Historical Fiction Challenge 2011: There Must be Murder - Margaret C. Sullivan

Summary: Henry and Catherine Tilney are content with their married life: a comfortable parsonage, their dogs, and one another. The idea of returning to Bath a year after they first met there seems like it can only add to their happiness; but Catherine finds that Bath still
carries social dangers that she must learn to navigate. What is the nature of Henry's past relationship with a beautiful young woman? Why is a rakish baronet paying Catherine such particular attention? Is General Tilney going to marry the woman known in Bath as The Merry Widow—and what did she have to do with her husband's death? And will Henry ever be able to keep his Newfoundland out of the river? Revisit the winter pleasures of Georgian Bath with your favorite characters from Jane Austen's hilarious Northanger Abbey, and prepare for a bit of romance, a bit of mystery, and a very nice story indeed! (Summary
Source: Amazon)
Comments: I must say in the beginning, I love the way Mags writes, so take my effusions with a grain of salt if you must, but this is just such a wonderful story. Ms. Sullivan retains the main characters of the Tilney clan, which now includes Catherine Morland, as the wife of
the Reverend Henry Tilney of Woodston parish, and adds a new family known to the Tilneys, the Beauclerks, and some strong supporting characters.

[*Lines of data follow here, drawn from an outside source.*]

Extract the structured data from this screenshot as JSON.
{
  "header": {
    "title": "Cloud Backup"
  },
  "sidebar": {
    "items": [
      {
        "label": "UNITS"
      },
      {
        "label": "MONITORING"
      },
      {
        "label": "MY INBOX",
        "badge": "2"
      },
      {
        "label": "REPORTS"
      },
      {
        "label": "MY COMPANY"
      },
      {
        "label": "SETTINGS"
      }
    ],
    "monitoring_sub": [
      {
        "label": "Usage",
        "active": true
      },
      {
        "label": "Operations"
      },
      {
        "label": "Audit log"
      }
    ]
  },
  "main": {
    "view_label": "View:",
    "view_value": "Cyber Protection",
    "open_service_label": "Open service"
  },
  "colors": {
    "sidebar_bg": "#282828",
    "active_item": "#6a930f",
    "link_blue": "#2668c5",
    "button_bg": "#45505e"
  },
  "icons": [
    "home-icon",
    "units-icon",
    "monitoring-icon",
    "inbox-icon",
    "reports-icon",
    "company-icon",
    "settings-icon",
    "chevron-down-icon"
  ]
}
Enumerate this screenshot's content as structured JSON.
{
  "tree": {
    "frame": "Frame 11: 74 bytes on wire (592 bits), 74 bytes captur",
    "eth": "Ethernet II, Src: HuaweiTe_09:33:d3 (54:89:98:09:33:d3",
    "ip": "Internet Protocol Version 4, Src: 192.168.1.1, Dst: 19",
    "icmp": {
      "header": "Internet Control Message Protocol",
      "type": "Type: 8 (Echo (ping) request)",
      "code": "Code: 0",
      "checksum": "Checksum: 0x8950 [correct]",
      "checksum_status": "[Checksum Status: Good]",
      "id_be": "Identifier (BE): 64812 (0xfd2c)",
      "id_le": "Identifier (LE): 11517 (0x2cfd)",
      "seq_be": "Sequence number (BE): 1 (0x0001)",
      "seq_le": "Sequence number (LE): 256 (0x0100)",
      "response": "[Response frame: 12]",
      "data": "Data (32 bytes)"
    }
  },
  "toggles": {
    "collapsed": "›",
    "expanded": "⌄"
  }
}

Henry suggests to Catherine that they return to Bath on the anniversary of the day they met there one year previously. Traveling with MacGuffin, their Newfoundland, and Matthew, Henry's very intelligent and subtle clerk/groom, the couple venture to Bath. Unexpectedly, they meet General Tilney, Henry's less than delightful father, who is there with the intention, it appears, of courting Lady Beauclerk, a widowed friend of the family who inherited a good deal of money on her husband's recent death. Eleanor, Henry's sister, and her husband (Viscount) Lord Whiting, are also in Bath so perhaps all is not lost in the trip. Lord Whiting is charming, funny, and rather blunt. Eleanor is charming as ever and kind almost to a fault.
Lady Beauclerk has taken a place in Bath with her still unmarried though etherial daughter, Miss Beauclerk whose beauty and charm are enough to make poor Catherine feel clunky in comparison. Thankfully, Henry is always Henry and there is no hint that he's interested in
Miss Beauclerk and does his best to reassure Catherine. Catherine is also introduced to Philip Beauclerk, the nephew of Lady Beauclerk, who will inherit the Beauclerk estate.

Catherine must learn how not to let her love of Gothic mysteries get the better of her (as it did in Northanger Abbey) when Lord Beauclerk's slightly odd sister accuses Lady Beauclerk and Miss Beauclerk of killing their husband/father. 
Mags has crafted some charming characters including Matthew, who is intelligent, and a skilled "spy" for Henry. Lord Whiting is so real that when I last read Northanger Abbey, I expected him to be in the story.  Henry and Catherine are true to their characters, though perhaps Catherine is a bit wiser now. Would I be too terrible if I said one of my favorite characters is MacGuffin? I hope not. The illustrations are wonderful - Great job - Cassandra Chouinard. This is a great story and I highly recommend it.